Saturday, September 15, 2012

Can Ryan Ludwick's resurrection be attributed to luck?

There's an interesting article written by Matt Klaassen on with which he asks whether or not Ryan Ludwick's bounce-back season can be attributed more to "luck" than anything else. The piece caught my eye and I thought I would share some excerpts from it, so here you go:

Perhaps the most surprising Reds overperformer has been Ryan Ludwick. After bottoming out in San Diego and Pittsburgh last year, Ludwick has hit .275/.345/.534 (132 wRC) with 25 home runs for the Reds so far in 2012. Is Ludwick (and, by extension, the Reds) just getting “lucky,” and if so, what does that even mean?

One could take this in many directions: the acknowledged limitations of projections, the possible role of the Reds scouting department, the effects of the Padres’ park on hitter. Those are all worthy topics, as is noting how Ludwick (and Todd Frazier) basically filled the “Votto void” while the Reds awesome first baseman was out.

But beyond the (somewhat trite and boring) point that Ludwick’s true talent probably lies somewhere between his 2011 and 2012 numbers, there is another dimension of luck (I’ve already gone over my quota of scare quotes) involved. From the team perspective, did the Reds’ front office just luck out in getting a good year from a player whose bat looked dead and buried at an age when a resurrection is unlikely? Again, there are factors here (e.g., professional scouting) to which we do not have access. I am not dismissing those. But we can reasonably infer from Ludwick only getting $2.5 million guaranteed that few teams (probably including the Reds) saw Ludwick’s big year as likely.

The Reds, like all teams, have been the beneficiary of luck in 2012, as the example of Ludwick attests. Like all teams, they have have also been fortune’s victim — as the injury to the usually-healthy Votto illustrates. Winning teams are usually well-planned, but they also usually need a bit of pixie dust. However, those teams that risk very relatively little when they roll the dice — as the Reds did with Ludwick — are more likely to come out on top than those who do not. It is an old story, but one worth retelling: consistent luck really is the residue of design.

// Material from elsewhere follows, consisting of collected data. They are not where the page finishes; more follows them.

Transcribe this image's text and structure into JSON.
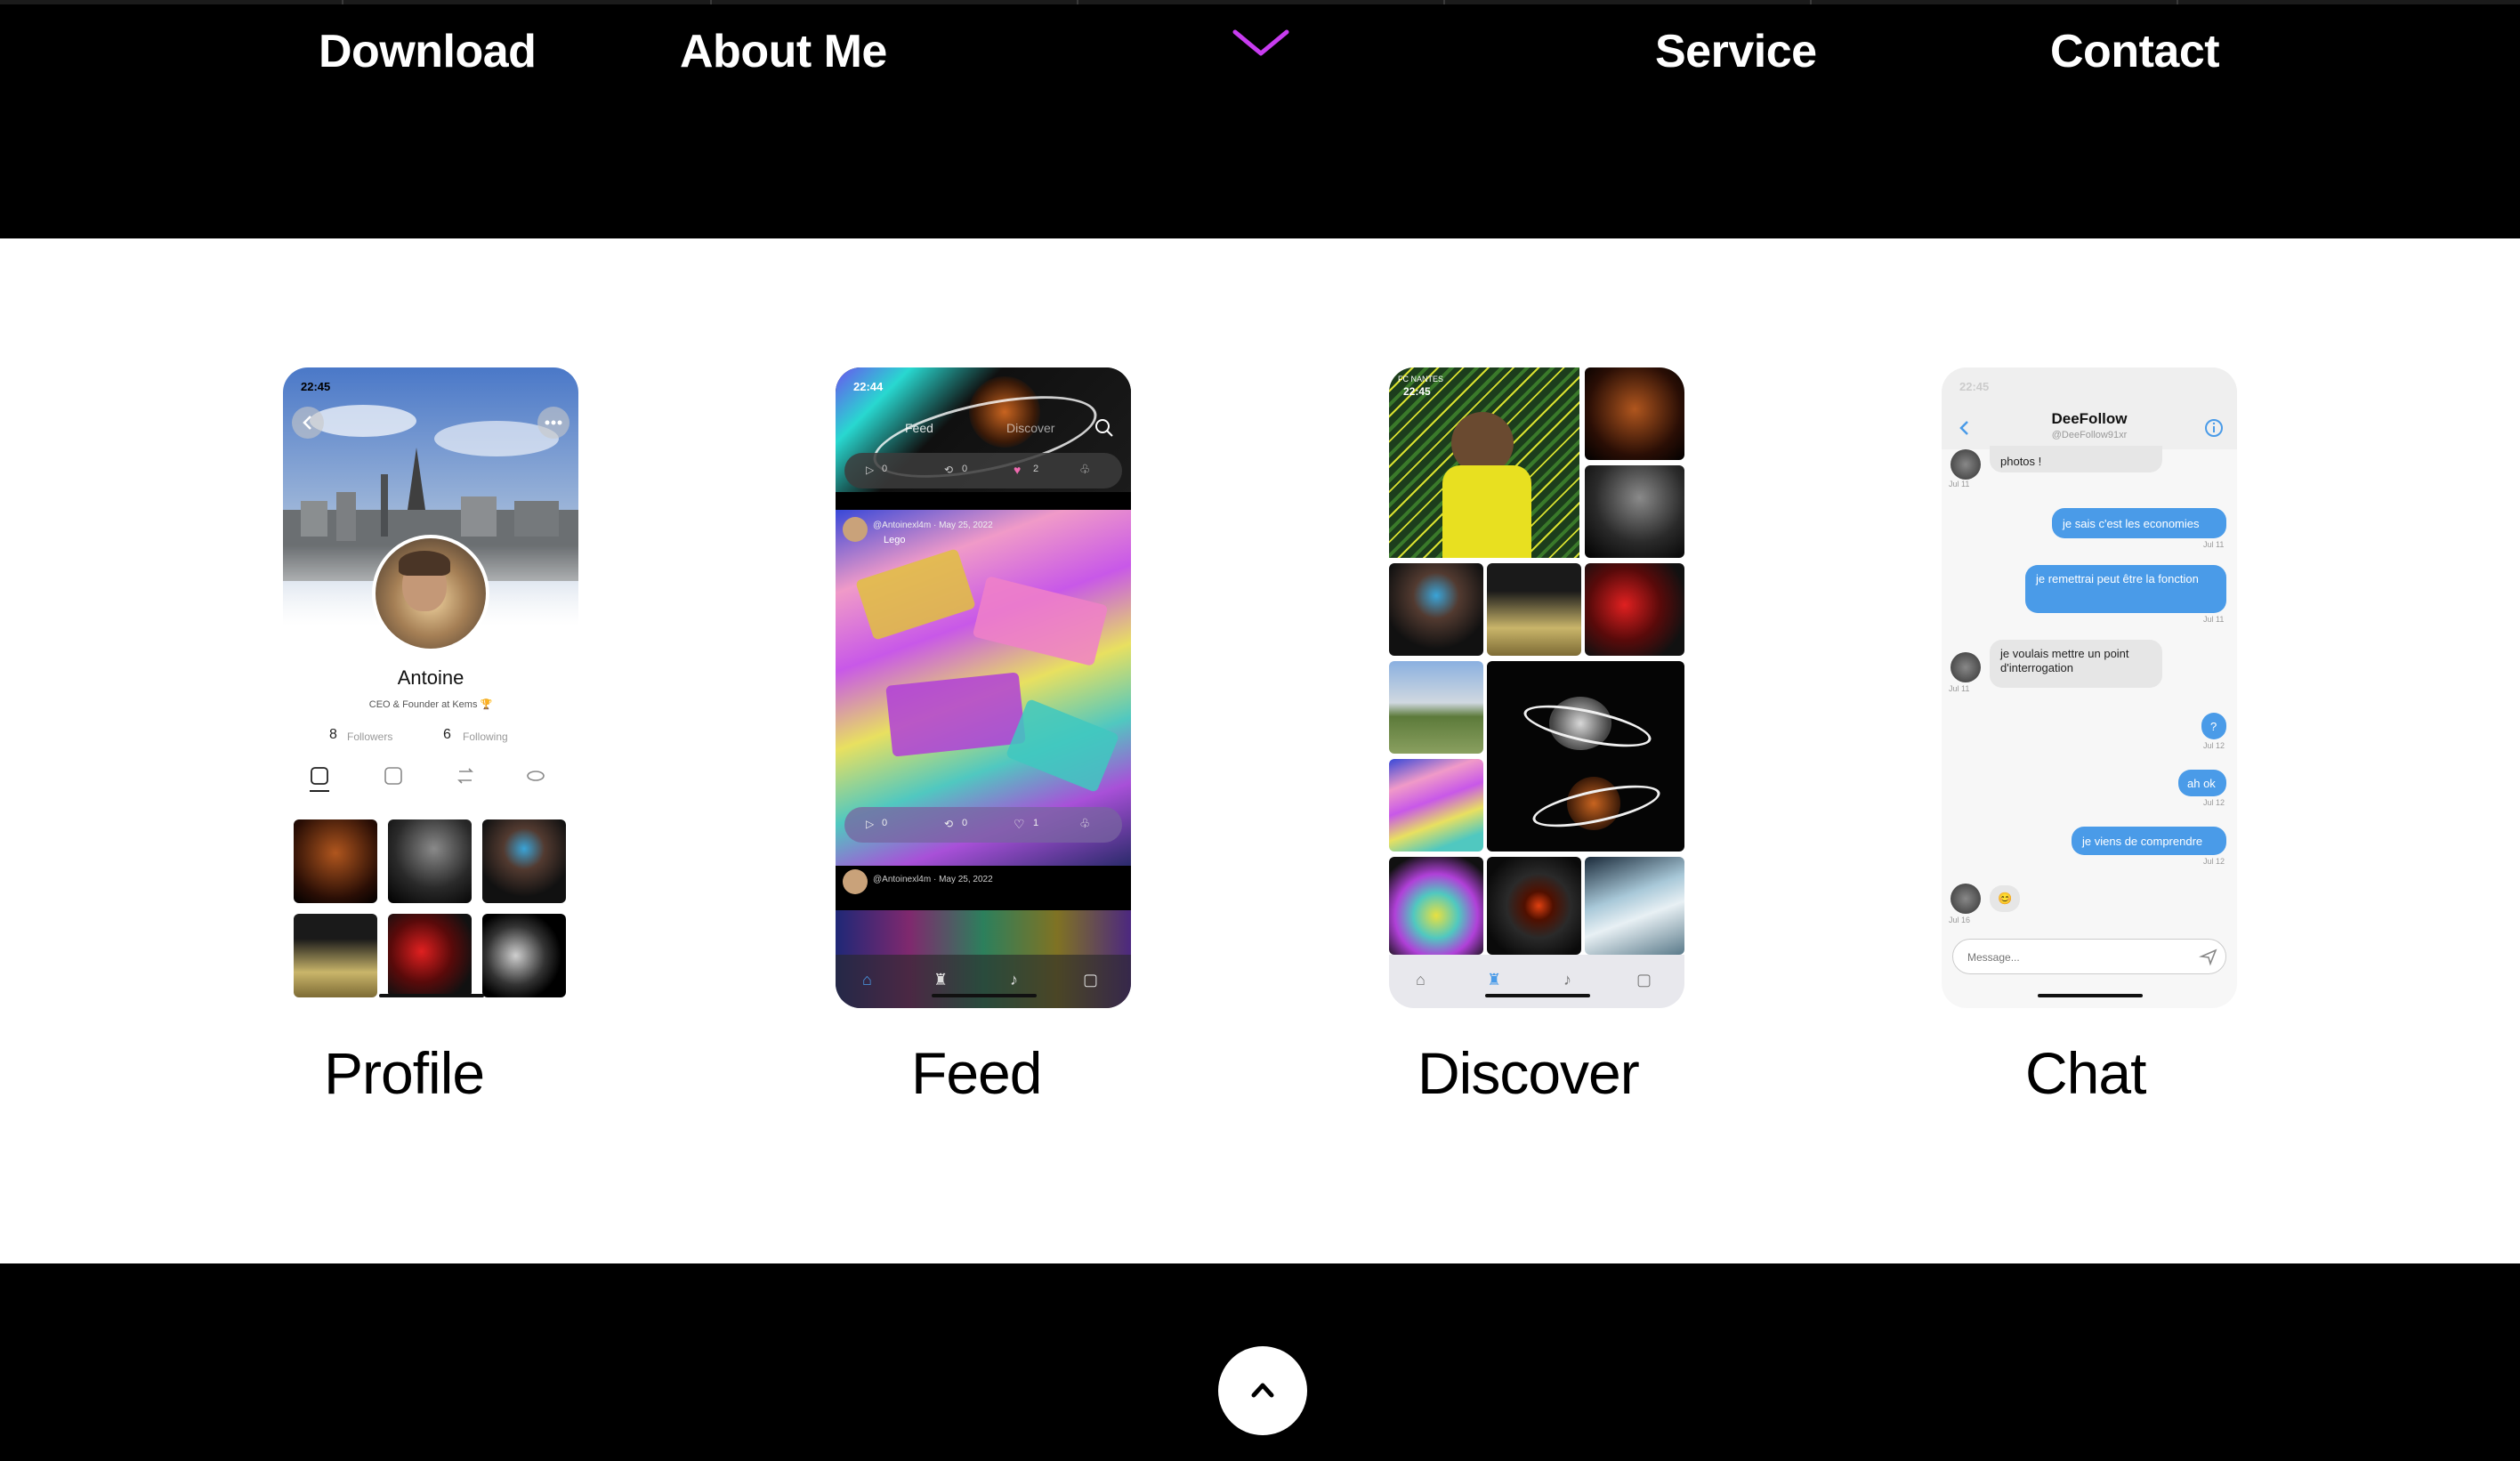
{
  "nav": {
    "download": "Download",
    "about": "About Me",
    "service": "Service",
    "contact": "Contact"
  },
  "logo_icon": "double-chevron-logo-icon",
  "screens": [
    {
      "label": "Profile"
    },
    {
      "label": "Feed"
    },
    {
      "label": "Discover"
    },
    {
      "label": "Chat"
    }
  ],
  "profile": {
    "time": "22:45",
    "name": "Antoine",
    "bio": "CEO & Founder at Kems 🏆",
    "followers_count": "8",
    "followers_label": "Followers",
    "following_count": "6",
    "following_label": "Following"
  },
  "feed": {
    "time": "22:44",
    "tab_feed": "Feed",
    "tab_discover": "Discover",
    "post1_user": "@Antoinexl4m · May 25, 2022",
    "post1_text": "Lego",
    "post2_user": "@Antoinexl4m · May 25, 2022",
    "stats_top": [
      "0",
      "0",
      "2"
    ],
    "stats_bottom": [
      "0",
      "0",
      "1"
    ]
  },
  "discover": {
    "time": "22:45",
    "brand": "FC NANTES"
  },
  "chat": {
    "time": "22:45",
    "contact_name": "DeeFollow",
    "contact_handle": "@DeeFollow91xr",
    "messages": [
      {
        "text": "photos !",
        "side": "left",
        "date": "Jul 11"
      },
      {
        "text": "je sais c'est les economies",
        "side": "right",
        "date": "Jul 11"
      },
      {
        "text": "je remettrai peut être la fonction",
        "side": "right",
        "date": "Jul 11"
      },
      {
        "text": "je voulais mettre un point d'interrogation",
        "side": "left",
        "date": "Jul 11"
      },
      {
        "text": "?",
        "side": "right",
        "date": "Jul 12"
      },
      {
        "text": "ah ok",
        "side": "right",
        "date": "Jul 12"
      },
      {
        "text": "je viens de comprendre",
        "side": "right",
        "date": "Jul 12"
      },
      {
        "text": "😊",
        "side": "left",
        "date": "Jul 16"
      }
    ],
    "input_placeholder": "Message..."
  },
  "footer": {
    "scroll_top_icon": "chevron-up-icon"
  },
  "colors": {
    "header_bg": "#000000",
    "accent_blue": "#4a9be8",
    "logo_magenta": "#c83cf0",
    "logo_cyan": "#38d8f0",
    "logo_yellow": "#f0d840"
  }
}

I'll be the first to admit that I do believe there is a significant amount of luck involved in baseball. In some years, one team may seem to catch all the breaks and receive all the right bounces, but that same team may not be so lucky in other years. The perfect example of this is the 2011 version of the Reds compared to the 2012 version.

Last season by many accounts was an utter disappointment. The campaign was marked by individual underachievement (i.e. Bronson Arroyo), a smorgasbord of one-run losses, and other not-so-good occurrences.

This season has been different. Aside from the season-ending injury to free agent closer Ryan Madson prior to Opening Day, most everything else has gone Cincy's way. Of course, losing Joey Votto for six weeks wasn't an ideal situation, but the club persevered and actually did surprisingly well in his absence. The Reds got better-than-expected production from the likes of Todd Frazier and Ryan Ludwick during that span, and have been receiving great production all year long from Aroldis Chapman, Mat Latos and Johnny Cueto. And then you have Brandon Phillips and Jay Bruce, who are performing just as anticipated.

Add it all up and you have the recipe for a successful regular season. There's no doubt the Reds have been somewhat fortunate in '12, but being fortunate doesn't always mean you're having good luck. Sometimes it just means that others are experiencing worse luck than yourself.